Erinnern Sie sich noch an die gute Frau Yellen? Die frühere FED-Chefin und heute US-Finanzministerin sagte, die würde nichts anders machen, wenn sie zurück in der Zeit reisen könnte. Nein, das hat sie ein Reporter gefragt, nicht Gott. 

Nun sagen die EZB-Modelle voraus, dass sich die Wirtschaft stärker abkühlen wird bei, oh Wunder, noch höherer Inflation als bisher orakelt. Wie peinlich, wenn eine Zentralbank binnen sieben Monaten ihre Inflationsprognose von 1,7 auf jetzt 6,8 Prozent anheben muss, also der Realität nachrennt, die sie selbst mit geschaffen hat. Für 2023 erwartet man eine Teuerungsrate von 3,5 (bisher 2,1) Prozent und 2024 dann von 2,1 Prozent (bisher 1,9) - gewürfelt oder geschüttelt.

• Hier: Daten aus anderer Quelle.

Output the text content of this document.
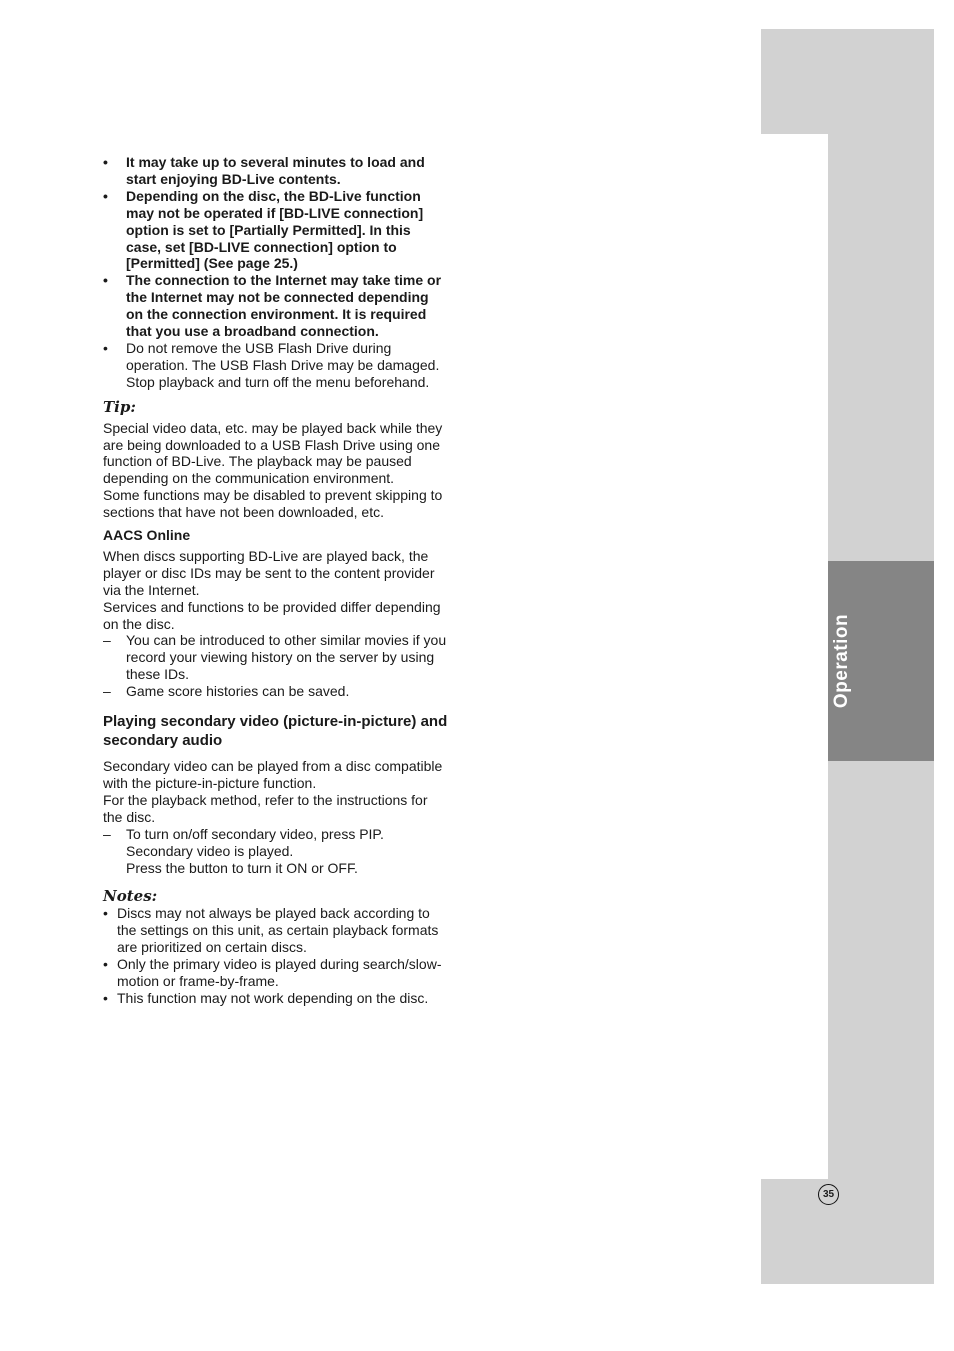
Operation
35
• It may take up to several minutes to load and start enjoying BD-Live contents.
• Depending on the disc, the BD-Live function may not be operated if [BD-LIVE connection] option is set to [Partially Permitted]. In this case, set [BD-LIVE connection] option to [Permitted] (See page 25.)
• The connection to the Internet may take time or the Internet may not be connected depending on the connection environment. It is required that you use a broadband connection.
• Do not remove the USB Flash Drive during operation. The USB Flash Drive may be damaged. Stop playback and turn off the menu beforehand.
Tip:

Special video data, etc. may be played back while they are being downloaded to a USB Flash Drive using one function of BD-Live. The playback may be paused depending on the communication environment.

Some functions may be disabled to prevent skipping to sections that have not been downloaded, etc.

AACS Online

When discs supporting BD-Live are played back, the player or disc IDs may be sent to the content provider via the Internet.

Services and functions to be provided differ depending on the disc.

– You can be introduced to other similar movies if you record your viewing history on the server by using these IDs.
– Game score histories can be saved.
Playing secondary video (picture-in-picture) and secondary audio

Secondary video can be played from a disc compatible with the picture-in-picture function.

For the playback method, refer to the instructions for the disc.

– To turn on/off secondary video, press PIP.
Secondary video is played.
Press the button to turn it ON or OFF.
Notes:
• Discs may not always be played back according to the settings on this unit, as certain playback formats are prioritized on certain discs.
• Only the primary video is played during search/slow-motion or frame-by-frame.
• This function may not work depending on the disc.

Diese Fernrohre taugen höchstes für den Restmüll und die oberste Heeresleitung für einen Minuseintrag ins Geschichtsbuch der Geldpolitik. Würfeln und Raten wäre einfacher und genauer gewesen. Oder mal vor die Tür gehen, frische Luft schnappen. Nein, es ist zu wenig und es ist zu spät. An die Sache müssten Experten ran - und nicht eine Frau Lagarde und ihre Kollegen.

„Was bedeutet das für mich konkret?!“

Man kann nicht so viel trinken, wie man weinen müsste. Die fetten Jahre sind vorbei. Für viele schon länger, wenn es diese fetten Jahre überhaupt gab. Aus dem schneller, höher und weiter wird ein langsamer, tiefer und kürzer. Wir können wohl wenig machen, außer uns den Gegebenheiten anpassen: Kaufkraft sichern, Ausgaben einschränken und mehr Lohn und Gehalt fordern. Und die Goldpreise beobachten.